Loto-Québec insiste finalement sur le fait que le montant de la commandite de 35 000 $ était de beaucoup inférieur à la valeur des prix dus aux joueurs. Ainsi, on réfute la corrélation entre les deux éléments, alors que ces mêmes prix avaient d'ailleurs été garantis avant l'entente entre Espacejeux et la LTPQ. Loto-Québec souligne, en terminant, que les défendeurs ont fait défaut de payer la somme de 22 078,46 $ à l'hôtel Hilton du Lac-Leamy pour ce même événement où les prix furent remportés.
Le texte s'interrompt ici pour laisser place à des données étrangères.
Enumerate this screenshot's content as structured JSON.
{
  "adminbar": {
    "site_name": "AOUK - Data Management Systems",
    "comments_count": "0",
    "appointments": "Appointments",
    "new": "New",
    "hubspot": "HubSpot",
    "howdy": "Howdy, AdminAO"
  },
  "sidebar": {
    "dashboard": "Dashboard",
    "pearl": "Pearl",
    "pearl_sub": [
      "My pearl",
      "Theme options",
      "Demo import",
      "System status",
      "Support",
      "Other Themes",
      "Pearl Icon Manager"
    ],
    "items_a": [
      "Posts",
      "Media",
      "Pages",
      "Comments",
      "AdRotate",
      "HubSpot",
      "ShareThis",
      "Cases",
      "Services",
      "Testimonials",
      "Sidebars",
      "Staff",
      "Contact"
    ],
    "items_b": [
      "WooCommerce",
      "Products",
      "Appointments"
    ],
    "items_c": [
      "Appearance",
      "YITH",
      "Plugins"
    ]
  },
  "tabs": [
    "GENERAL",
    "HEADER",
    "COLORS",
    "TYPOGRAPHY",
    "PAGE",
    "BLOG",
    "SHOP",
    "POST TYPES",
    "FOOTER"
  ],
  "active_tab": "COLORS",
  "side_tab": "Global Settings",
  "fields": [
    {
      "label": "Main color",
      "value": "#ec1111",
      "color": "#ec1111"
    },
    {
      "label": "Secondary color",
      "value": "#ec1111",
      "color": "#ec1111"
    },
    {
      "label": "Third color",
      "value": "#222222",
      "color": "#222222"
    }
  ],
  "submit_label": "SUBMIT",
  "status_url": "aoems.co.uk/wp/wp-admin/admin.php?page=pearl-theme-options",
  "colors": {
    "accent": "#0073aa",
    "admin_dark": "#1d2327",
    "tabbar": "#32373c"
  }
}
Pour toutes ces raisons, Loto-Québec justifie l'augmentation du montant de sa poursuite de 60 000 $, pour un total atteignant désormais 235 000 $. Cet ajout se détaille comme suit :
- 25 000 $ pour dommages pour atteinte à la réputation;
- 25 000 $ pour dommages moraux;
- 10 000 $ pour dommages punitifs.

Loto-Québec réitère également sa demande de la publication de la lettre de rétractation envoyée à Poker Trail Management le 17 juin 2011, qui fut refusée le 24 juin de la même année.

À mesure que le temps passe, un règlement à l'amiable dans le dossier semble de moins en moins possible. Tout indique que qu'un procès sera nécessaire pour que ce litige soit ultimement tranché. D'ici là, l'espoir des joueurs gagnants de la LTPQ de recevoir leur prix s'amenuise, tout comme la confiance des joueurs de la ligue que celle-ci reprendra un jour ces activités.